Penske Racing announced on Wednesday that they were left with no choice but to terminate the contract of the 30-year-old driver. In the issued release
, team owner Roger Penske called Allmendinger
a “terrific driver” and a “good person” and added it was “very unfortunate” that circumstances left the team with only one course of action.
“The decision to dismiss him (Allmendinger) is consistent with how we would treat any other Penske Racing team member under similar circumstances,” Penske said. “As AJ begins NASCAR’s Road to Recovery
program, we wish him the best and look forward to seeing him compete again in NASCAR.”
The NASCAR website
is reporting that Allmendinger released a statement thanking Penske for the opportunity to drive for Penske Racing and apologizing to the team and its sponsors.
“I apologize for the distraction, embarrassment and difficulties that my current suspension from NASCAR has provided,” the statement read. “I have begun NASCAR’s Road to Recovery
program and look forward to using those resources and its completion to compete again in NASCAR in the near future.”

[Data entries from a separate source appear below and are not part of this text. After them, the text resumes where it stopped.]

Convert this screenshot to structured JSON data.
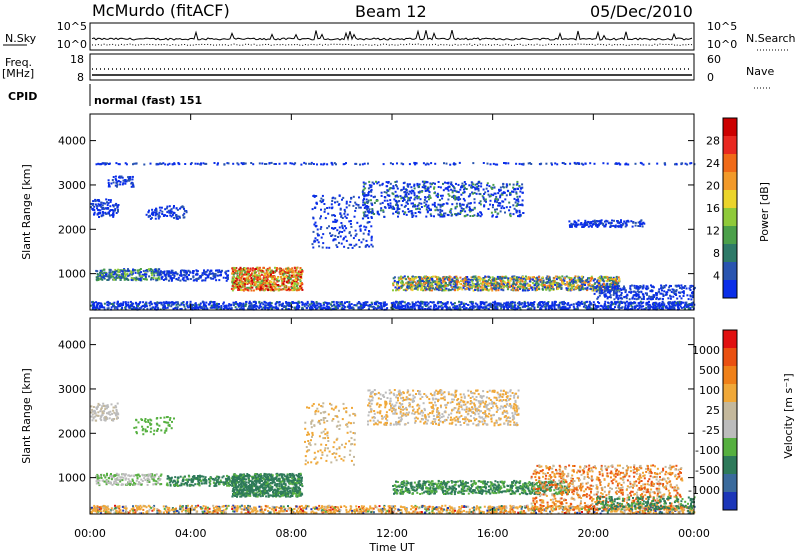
{
  "header": {
    "site": "McMurdo (fitACF)",
    "beam": "Beam 12",
    "date": "05/Dec/2010"
  },
  "top_panels": {
    "nsky_label": "N.Sky",
    "nsky_ticks": [
      "10^5",
      "10^0"
    ],
    "nsearch_label": "N.Search",
    "nsearch_ticks": [
      "10^5",
      "10^0"
    ],
    "freq_label": "Freq.",
    "freq_unit": "[MHz]",
    "freq_ticks": [
      "18",
      "8"
    ],
    "nave_label": "Nave",
    "nave_ticks": [
      "60",
      "0"
    ],
    "cpid_label": "CPID",
    "cpid_text": "normal (fast) 151"
  },
  "chart_data": [
    {
      "type": "heatmap",
      "name": "power-panel",
      "ylabel": "Slant Range [km]",
      "ylim": [
        180,
        4600
      ],
      "yticks": [
        "1000",
        "2000",
        "3000",
        "4000"
      ],
      "xticks": [
        "00:00",
        "04:00",
        "08:00",
        "12:00",
        "16:00",
        "20:00",
        "00:00"
      ],
      "colorbar": {
        "label": "Power [dB]",
        "ticks": [
          "4",
          "8",
          "12",
          "16",
          "20",
          "24",
          "28"
        ],
        "colors": [
          "#0a2ee8",
          "#2a55b0",
          "#2e7a68",
          "#4ba04a",
          "#8fca3a",
          "#ebd42b",
          "#f29a2a",
          "#f06a18",
          "#e82820",
          "#cc0000"
        ]
      }
    },
    {
      "type": "heatmap",
      "name": "velocity-panel",
      "ylabel": "Slant Range [km]",
      "xlabel": "Time UT",
      "ylim": [
        180,
        4600
      ],
      "yticks": [
        "1000",
        "2000",
        "3000",
        "4000"
      ],
      "xticks": [
        "00:00",
        "04:00",
        "08:00",
        "12:00",
        "16:00",
        "20:00",
        "00:00"
      ],
      "colorbar": {
        "label": "Velocity [m s⁻¹]",
        "ticks": [
          "1000",
          "500",
          "100",
          "25",
          "-25",
          "-100",
          "-500",
          "-1000"
        ],
        "colors": [
          "#1c36b8",
          "#3a6a9c",
          "#2e7a5a",
          "#56b040",
          "#bcbcbc",
          "#c4b89c",
          "#f0a838",
          "#ef8018",
          "#ea5010",
          "#e01010"
        ]
      }
    }
  ]
}
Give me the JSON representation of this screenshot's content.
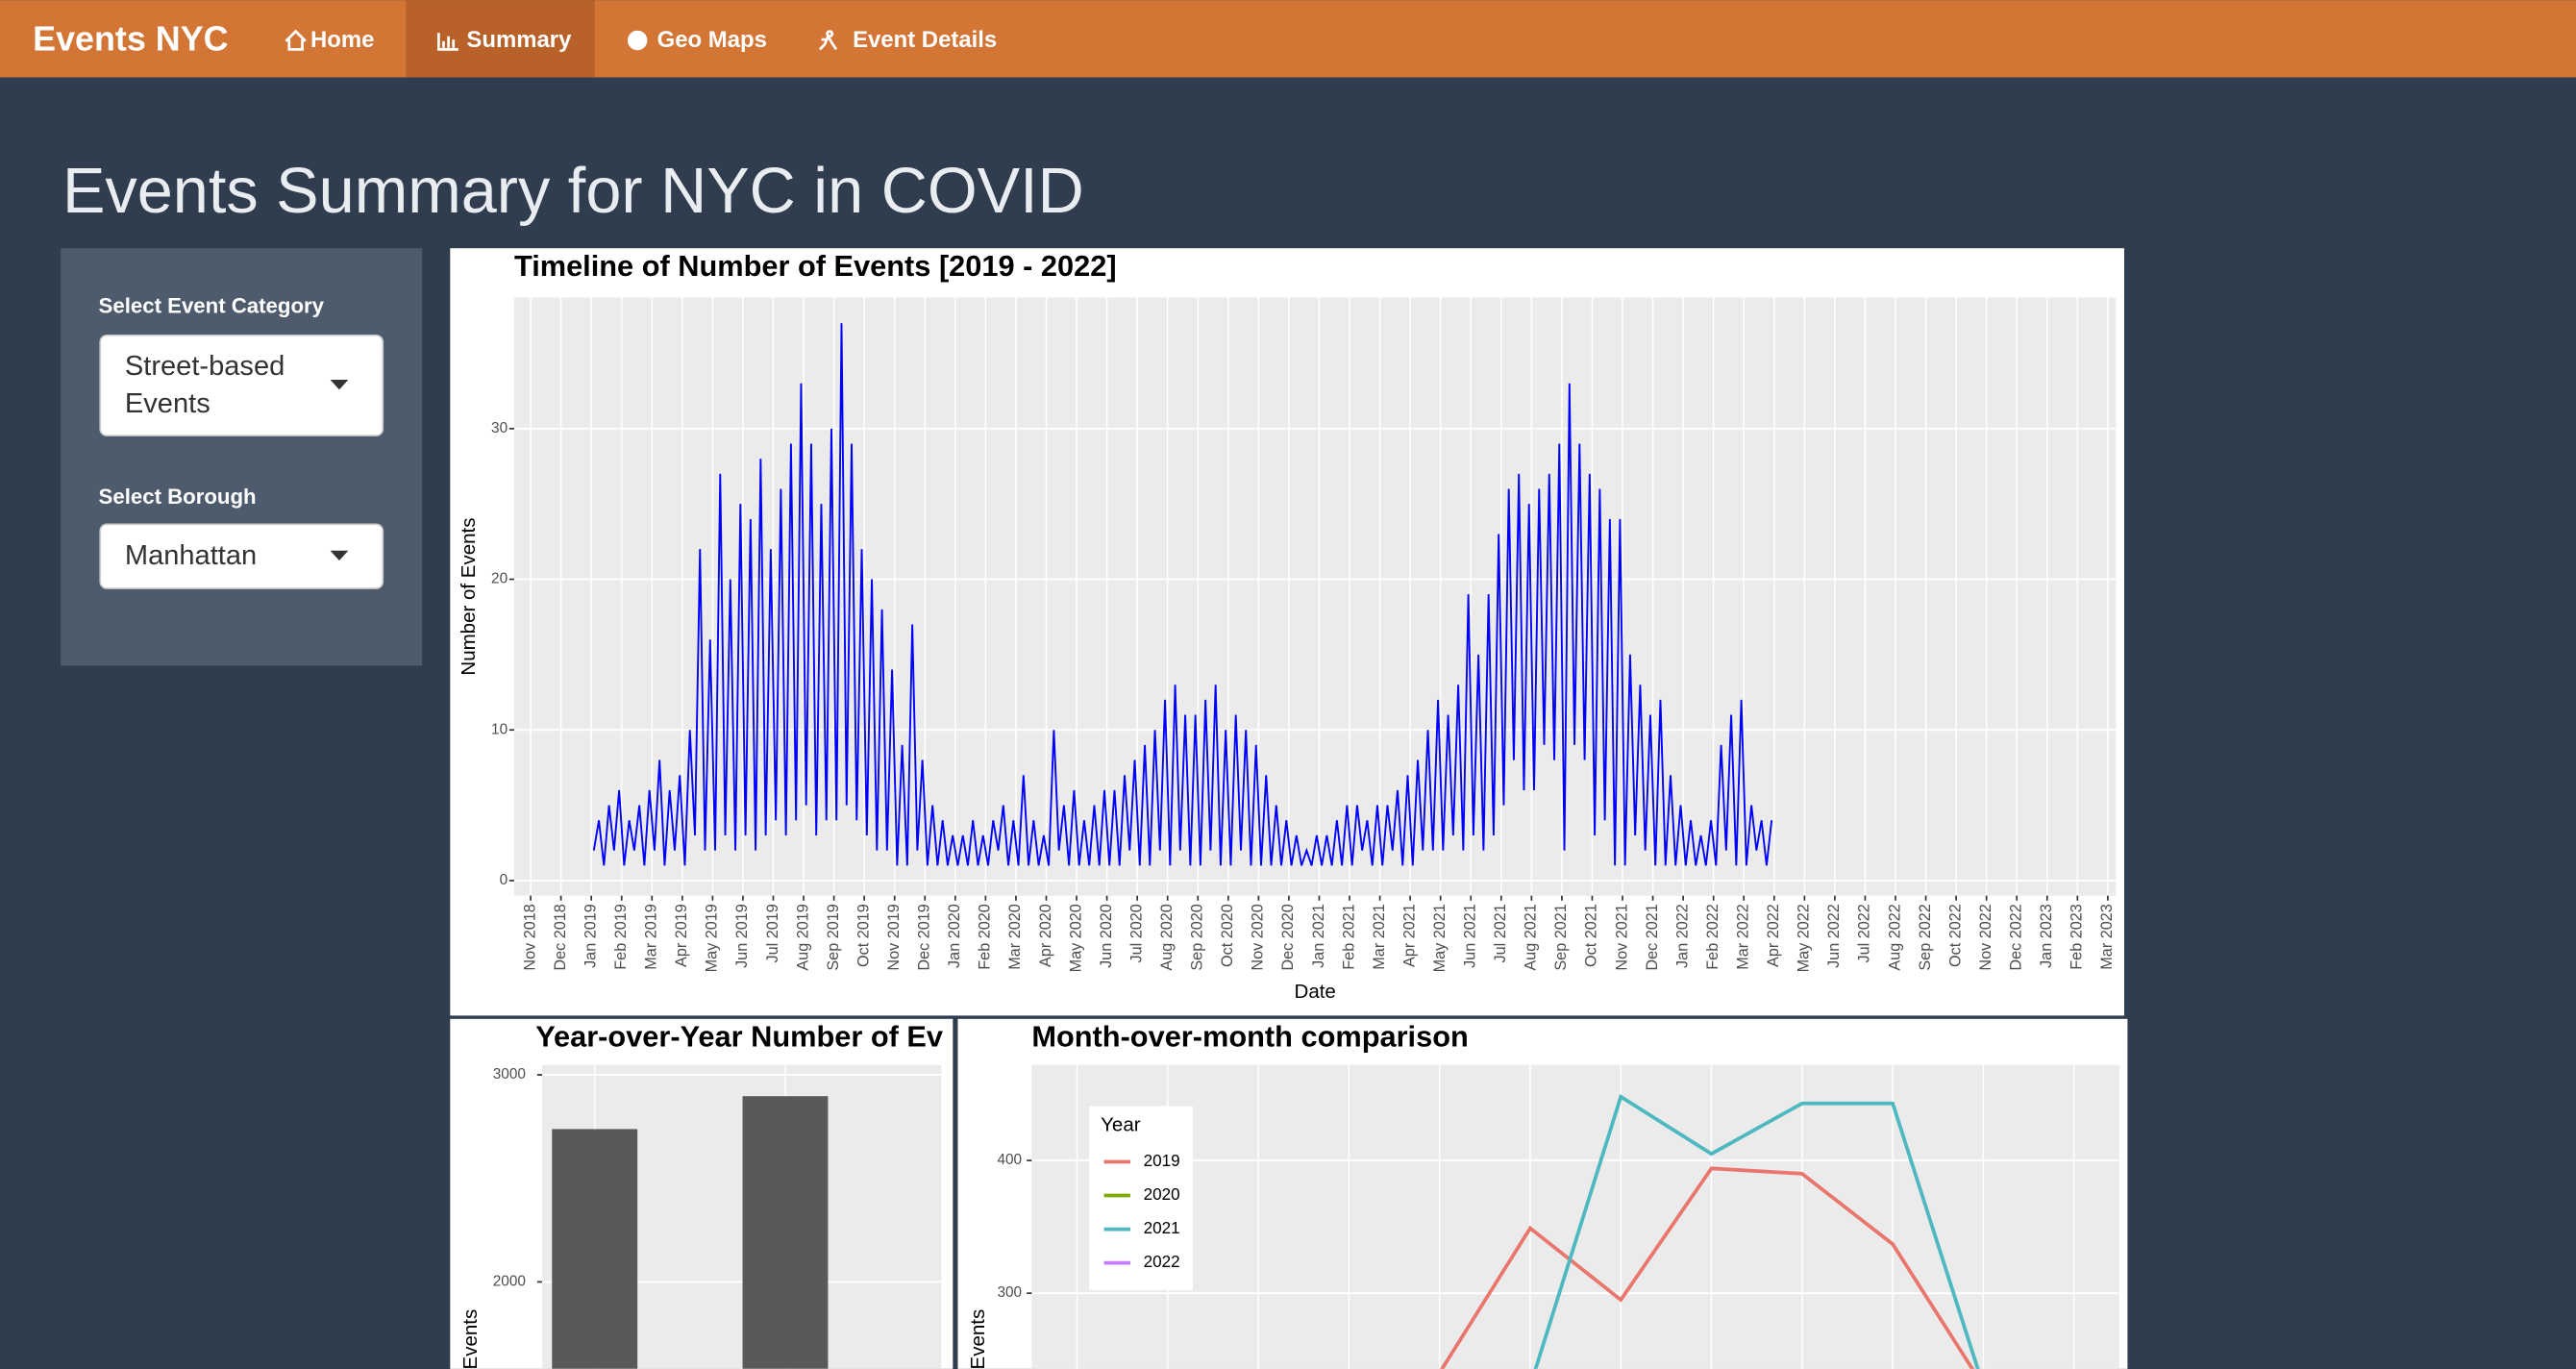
{
  "navbar": {
    "brand": "Events NYC",
    "items": [
      "Home",
      "Summary",
      "Geo Maps",
      "Event Details"
    ],
    "active": 1
  },
  "page_title": "Events Summary for NYC in COVID",
  "sidebar": {
    "category_label": "Select Event Category",
    "category_value": "Street-based Events",
    "borough_label": "Select Borough",
    "borough_value": "Manhattan"
  },
  "chart_data": [
    {
      "type": "line",
      "title": "Timeline of Number of Events [2019 - 2022]",
      "x_label": "Date",
      "y_label": "Number of Events",
      "color": "#0000ff",
      "ylim": [
        -1,
        38.7
      ],
      "yticks": [
        0,
        10,
        20,
        30
      ],
      "grid": true,
      "categories": [
        "Nov 2018",
        "Dec 2018",
        "Jan 2019",
        "Feb 2019",
        "Mar 2019",
        "Apr 2019",
        "May 2019",
        "Jun 2019",
        "Jul 2019",
        "Aug 2019",
        "Sep 2019",
        "Oct 2019",
        "Nov 2019",
        "Dec 2019",
        "Jan 2020",
        "Feb 2020",
        "Mar 2020",
        "Apr 2020",
        "May 2020",
        "Jun 2020",
        "Jul 2020",
        "Aug 2020",
        "Sep 2020",
        "Oct 2020",
        "Nov 2020",
        "Dec 2020",
        "Jan 2021",
        "Feb 2021",
        "Mar 2021",
        "Apr 2021",
        "May 2021",
        "Jun 2021",
        "Jul 2021",
        "Aug 2021",
        "Sep 2021",
        "Oct 2021",
        "Nov 2021",
        "Dec 2021",
        "Jan 2022",
        "Feb 2022",
        "Mar 2022",
        "Apr 2022",
        "May 2022",
        "Jun 2022",
        "Jul 2022",
        "Aug 2022",
        "Sep 2022",
        "Oct 2022",
        "Nov 2022",
        "Dec 2022",
        "Jan 2023",
        "Feb 2023",
        "Mar 2023"
      ],
      "values": [
        null,
        null,
        [
          2,
          4,
          1,
          5,
          2,
          6
        ],
        [
          1,
          4,
          2,
          5,
          1,
          6
        ],
        [
          2,
          8,
          1,
          6,
          2,
          7
        ],
        [
          1,
          10,
          3,
          22,
          2,
          16
        ],
        [
          2,
          27,
          3,
          20,
          2,
          25
        ],
        [
          3,
          24,
          2,
          28,
          3,
          22
        ],
        [
          4,
          26,
          3,
          29,
          4,
          33
        ],
        [
          5,
          29,
          3,
          25,
          4,
          30
        ],
        [
          4,
          37,
          5,
          29,
          4,
          22
        ],
        [
          3,
          20,
          2,
          18,
          2,
          14
        ],
        [
          1,
          9,
          1,
          17,
          2,
          8
        ],
        [
          1,
          5,
          1,
          4,
          1,
          3
        ],
        [
          1,
          3,
          1,
          4,
          1,
          3
        ],
        [
          1,
          4,
          2,
          5,
          1,
          4
        ],
        [
          1,
          7,
          1,
          4,
          1,
          3
        ],
        [
          1,
          10,
          2,
          5,
          1,
          6
        ],
        [
          1,
          4,
          1,
          5,
          1,
          6
        ],
        [
          1,
          6,
          1,
          7,
          2,
          8
        ],
        [
          1,
          9,
          1,
          10,
          2,
          12
        ],
        [
          1,
          13,
          2,
          11,
          1,
          11
        ],
        [
          1,
          12,
          2,
          13,
          1,
          10
        ],
        [
          1,
          11,
          2,
          10,
          1,
          9
        ],
        [
          1,
          7,
          1,
          5,
          1,
          4
        ],
        [
          1,
          3,
          1,
          2,
          1,
          3
        ],
        [
          1,
          3,
          1,
          4,
          1,
          5
        ],
        [
          1,
          5,
          2,
          4,
          1,
          5
        ],
        [
          1,
          5,
          2,
          6,
          1,
          7
        ],
        [
          1,
          8,
          2,
          10,
          2,
          12
        ],
        [
          2,
          11,
          3,
          13,
          2,
          19
        ],
        [
          3,
          15,
          2,
          19,
          3,
          23
        ],
        [
          5,
          26,
          8,
          27,
          6,
          25
        ],
        [
          6,
          26,
          9,
          27,
          8,
          29
        ],
        [
          2,
          33,
          9,
          29,
          8,
          27
        ],
        [
          3,
          26,
          4,
          24,
          1,
          24
        ],
        [
          1,
          15,
          3,
          13,
          2,
          11
        ],
        [
          1,
          12,
          1,
          7,
          1,
          5
        ],
        [
          1,
          4,
          1,
          3,
          1,
          4
        ],
        [
          1,
          9,
          2,
          11,
          1,
          12
        ],
        [
          1,
          5,
          2,
          4,
          1,
          4
        ],
        null,
        null,
        null,
        null,
        null,
        null,
        null,
        null,
        null,
        null,
        null,
        null
      ]
    },
    {
      "type": "bar",
      "title": "Year-over-Year Number of Ev",
      "y_label": "Events",
      "color": "#595959",
      "categories": [
        null,
        null
      ],
      "values": [
        2738,
        2897
      ],
      "ylim": [
        1580,
        3048
      ],
      "yticks": [
        2000,
        3000
      ],
      "grid": true
    },
    {
      "type": "line",
      "title": "Month-over-month comparison",
      "y_label": "Events",
      "legend_title": "Year",
      "categories": [
        null,
        null,
        null,
        null,
        null,
        null,
        null,
        null,
        null,
        null,
        null,
        null
      ],
      "ylim": [
        243,
        472
      ],
      "yticks": [
        300,
        400
      ],
      "grid": true,
      "series": [
        {
          "name": "2019",
          "color": "#e8766d",
          "values": [
            null,
            null,
            null,
            null,
            240,
            349,
            295,
            394,
            390,
            337,
            230,
            null
          ]
        },
        {
          "name": "2020",
          "color": "#7caa00",
          "values": [
            null,
            null,
            null,
            null,
            null,
            null,
            null,
            null,
            null,
            null,
            null,
            null
          ]
        },
        {
          "name": "2021",
          "color": "#4db8c0",
          "values": [
            null,
            null,
            null,
            null,
            null,
            230,
            448,
            405,
            443,
            443,
            230,
            null
          ]
        },
        {
          "name": "2022",
          "color": "#c77cff",
          "values": [
            null,
            null,
            null,
            null,
            null,
            null,
            null,
            null,
            null,
            null,
            null,
            null
          ]
        }
      ]
    }
  ]
}
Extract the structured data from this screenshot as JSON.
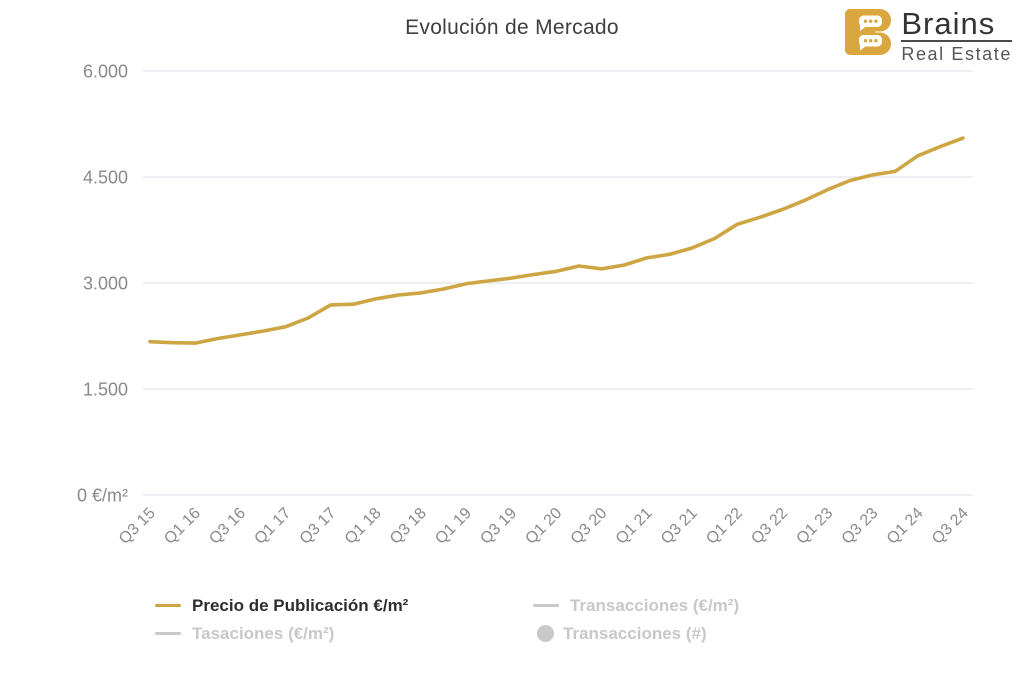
{
  "title": "Evolución de Mercado",
  "logo": {
    "brand": "Brains",
    "subtitle": "Real Estate",
    "icon": "brains-b-speech-bubbles",
    "color": "#daa73e"
  },
  "colors": {
    "accent_gold": "#cda543",
    "logo_gold": "#daa73e",
    "inactive_gray": "#c9c9c9",
    "grid": "#e2e5e9",
    "axis_text": "#8a8a8a",
    "title_text": "#3f3f3f",
    "legend_active_text": "#2e2e2e"
  },
  "legend": [
    {
      "label": "Precio de Publicación €/m²",
      "marker": "line",
      "color": "#cda543",
      "active": true
    },
    {
      "label": "Transacciones (€/m²)",
      "marker": "line",
      "color": "#c9c9c9",
      "active": false
    },
    {
      "label": "Tasaciones (€/m²)",
      "marker": "line",
      "color": "#c9c9c9",
      "active": false
    },
    {
      "label": "Transacciones (#)",
      "marker": "circle",
      "color": "#c9c9c9",
      "active": false
    }
  ],
  "chart_data": {
    "type": "line",
    "title": "Evolución de Mercado",
    "xlabel": "",
    "ylabel": "€/m²",
    "ylim": [
      0,
      6000
    ],
    "grid": "horizontal",
    "legend_position": "bottom",
    "x": [
      "Q3 15",
      "Q4 15",
      "Q1 16",
      "Q2 16",
      "Q3 16",
      "Q4 16",
      "Q1 17",
      "Q2 17",
      "Q3 17",
      "Q4 17",
      "Q1 18",
      "Q2 18",
      "Q3 18",
      "Q4 18",
      "Q1 19",
      "Q2 19",
      "Q3 19",
      "Q4 19",
      "Q1 20",
      "Q2 20",
      "Q3 20",
      "Q4 20",
      "Q1 21",
      "Q2 21",
      "Q3 21",
      "Q4 21",
      "Q1 22",
      "Q2 22",
      "Q3 22",
      "Q4 22",
      "Q1 23",
      "Q2 23",
      "Q3 23",
      "Q4 23",
      "Q1 24",
      "Q2 24",
      "Q3 24"
    ],
    "xtick_labels": [
      "Q3 15",
      "Q1 16",
      "Q3 16",
      "Q1 17",
      "Q3 17",
      "Q1 18",
      "Q3 18",
      "Q1 19",
      "Q3 19",
      "Q1 20",
      "Q3 20",
      "Q1 21",
      "Q3 21",
      "Q1 22",
      "Q3 22",
      "Q1 23",
      "Q3 23",
      "Q1 24",
      "Q3 24"
    ],
    "yticks": [
      {
        "value": 0,
        "label": "0 €/m²"
      },
      {
        "value": 1500,
        "label": "1.500"
      },
      {
        "value": 3000,
        "label": "3.000"
      },
      {
        "value": 4500,
        "label": "4.500"
      },
      {
        "value": 6000,
        "label": "6.000"
      }
    ],
    "series": [
      {
        "name": "Precio de Publicación €/m²",
        "color": "#cda543",
        "values": [
          2170,
          2155,
          2150,
          2215,
          2265,
          2320,
          2380,
          2505,
          2690,
          2700,
          2775,
          2830,
          2860,
          2915,
          2990,
          3030,
          3070,
          3120,
          3165,
          3240,
          3200,
          3255,
          3355,
          3405,
          3495,
          3630,
          3830,
          3930,
          4040,
          4170,
          4320,
          4450,
          4530,
          4580,
          4800,
          4930,
          5050
        ]
      }
    ],
    "hidden_series": [
      "Transacciones (€/m²)",
      "Tasaciones (€/m²)",
      "Transacciones (#)"
    ]
  }
}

Penske went on to say that Sam Hornish Jr.
will take over in the driver’s seat of the No. 22 car starting this weekend at Pennsylvania 400
, at Pocono Raceway, and “for the foreseeable future.”
Allmendinger was suspended on July 25 after testing positive for a banned amphetamine. After last week’s announcement, the driver said he would voluntarily enter NASCAR’s substance-abuse rehab program.
As reported in Digital Journal
last week, NASCAR did not specified the substance found in Allmendinger system. Tara Ragan, Allmendinger’s business manager, said in a July-11 statement that the driver had tested positive for a “stimulant” but that he did not know what led to the positive test result.